Jahwe waakte die nacht om hen uit Egypte weg te voeren. Daarom waken alle Israëlieten deze nacht voor Jahwe, al hun geslachten door.

43
CANISIUS

Jahweh sprak tot Moses en Aäron: Dit is het voorschrift voor het Pascha. Geen buitenlander mag er van eten.

WILLIBRORD

Jahwe sprak tot Mozes en Aäron: `Voor het paasmaal gelden de volgende regels.
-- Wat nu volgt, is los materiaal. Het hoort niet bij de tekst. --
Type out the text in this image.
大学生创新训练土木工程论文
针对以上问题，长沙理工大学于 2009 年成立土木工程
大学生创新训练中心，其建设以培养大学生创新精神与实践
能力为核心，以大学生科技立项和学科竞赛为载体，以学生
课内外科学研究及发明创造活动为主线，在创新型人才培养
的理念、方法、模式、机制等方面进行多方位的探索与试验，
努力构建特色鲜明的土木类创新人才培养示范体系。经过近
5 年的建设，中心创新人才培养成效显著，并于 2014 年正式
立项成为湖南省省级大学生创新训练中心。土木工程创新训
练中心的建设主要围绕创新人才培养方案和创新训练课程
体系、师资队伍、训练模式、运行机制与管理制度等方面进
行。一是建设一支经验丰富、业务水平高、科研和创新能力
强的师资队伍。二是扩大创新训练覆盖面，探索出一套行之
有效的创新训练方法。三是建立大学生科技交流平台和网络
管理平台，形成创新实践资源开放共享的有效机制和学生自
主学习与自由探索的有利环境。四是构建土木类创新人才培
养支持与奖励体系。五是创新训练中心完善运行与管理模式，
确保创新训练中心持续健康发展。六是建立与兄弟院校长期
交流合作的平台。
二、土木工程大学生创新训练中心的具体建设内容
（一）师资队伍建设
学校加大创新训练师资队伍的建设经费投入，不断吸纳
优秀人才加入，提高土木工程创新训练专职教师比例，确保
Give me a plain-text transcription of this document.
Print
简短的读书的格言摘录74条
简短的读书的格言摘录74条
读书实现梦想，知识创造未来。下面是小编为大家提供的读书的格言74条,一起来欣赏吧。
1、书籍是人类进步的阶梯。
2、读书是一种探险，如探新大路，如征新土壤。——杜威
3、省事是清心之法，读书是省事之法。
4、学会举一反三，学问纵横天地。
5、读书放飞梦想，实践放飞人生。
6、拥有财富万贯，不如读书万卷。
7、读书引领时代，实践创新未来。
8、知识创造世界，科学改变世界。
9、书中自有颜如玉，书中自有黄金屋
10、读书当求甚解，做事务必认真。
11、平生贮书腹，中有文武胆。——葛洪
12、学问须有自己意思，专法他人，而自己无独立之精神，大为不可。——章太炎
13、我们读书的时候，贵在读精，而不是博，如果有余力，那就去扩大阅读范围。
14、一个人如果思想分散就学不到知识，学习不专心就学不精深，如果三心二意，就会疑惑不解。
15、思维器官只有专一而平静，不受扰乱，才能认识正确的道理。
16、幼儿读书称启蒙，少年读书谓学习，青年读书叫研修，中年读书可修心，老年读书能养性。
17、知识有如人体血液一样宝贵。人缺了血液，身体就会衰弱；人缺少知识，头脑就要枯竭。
Geen buitenlander mag er aan deelnemen.

44
CANISIUS

Iedere slaaf, die ge voor geld hebt gekocht, en te voren besneden hebt, mag ervan eten;

WILLIBRORD

Maar een slaaf die gij gekocht en besneden hebt, mag wel van het paasmaal eten.

45
CANISIUS

maar een inboorling en dagloner mogen er niet van eten.

WILLIBRORD

Vreemdelingen en dagloners mogen echter niet deelnemen.

46
CANISIUS

In een en hetzelfde huis moet het worden opgegeten, en van het vlees moogt ge niets buitenshuis brengen; ook moogt ge de beenderen niet breken.

WILLIBRORD

Het moet in een en hetzelfde huis gegeten worden, niets van het vlees moogt ge buitenshuis brengen en geen been van het lam moogt ge breken.

47
CANISIUS

Heel de gemeenschap van Israël moet het toebereiden.

WILLIBRORD

Heel de gemeenschap van Israël moet het vieren.

48
CANISIUS

En wanneer een vreemdeling bij u woont en hij wil ter ere van Jahweh het Pascha vieren, dan moeten eerst al de mannelijke leden van zijn gezin worden besneden, voor hij mag aanzitten, om het te vieren; hij staat dan gelijk met een ingezetene. Geen onbesnedene mag ervan eten;

WILLIBRORD

Wil een vreemdeling die bij u woont voor Jahwe het paasmaal vieren, dan moet hij eerst alle mannelijke leden van zijn gezin laten besnijden. Dan mag hij het gaan vieren, omdat hij geldt als een geboren Israëliet. Maar geen onbesnedene mag er van meeëten.

49
CANISIUS

dit geldt zowel voor den ingezetene, als voor den vreemdeling, die in uw midden woont.

WILLIBRORD

Voor de geboren Israëlieten en voor de vreemdelingen die bij u verblijven, gelden dezelfde voorschriften.'

50
CANISIUS

Alle Israëlieten volbrachten nauwkeurig, wat Jahweh aan Moses en Aäron bevolen had.

WILLIBRORD

De Israëlieten voerden alles uit wat Jahwe aan Mozes en Aäron had voorgeschreven.

51
CANISIUS

Nog op diezelfde dag, dat Jahweh de Israëlieten met hun legerscharen uit het land van Egypte leidde,

WILLIBRORD

En diezelfde dag nog leidde Jahwe de Israëlieten, in groepen geordend, weg uit Egypte.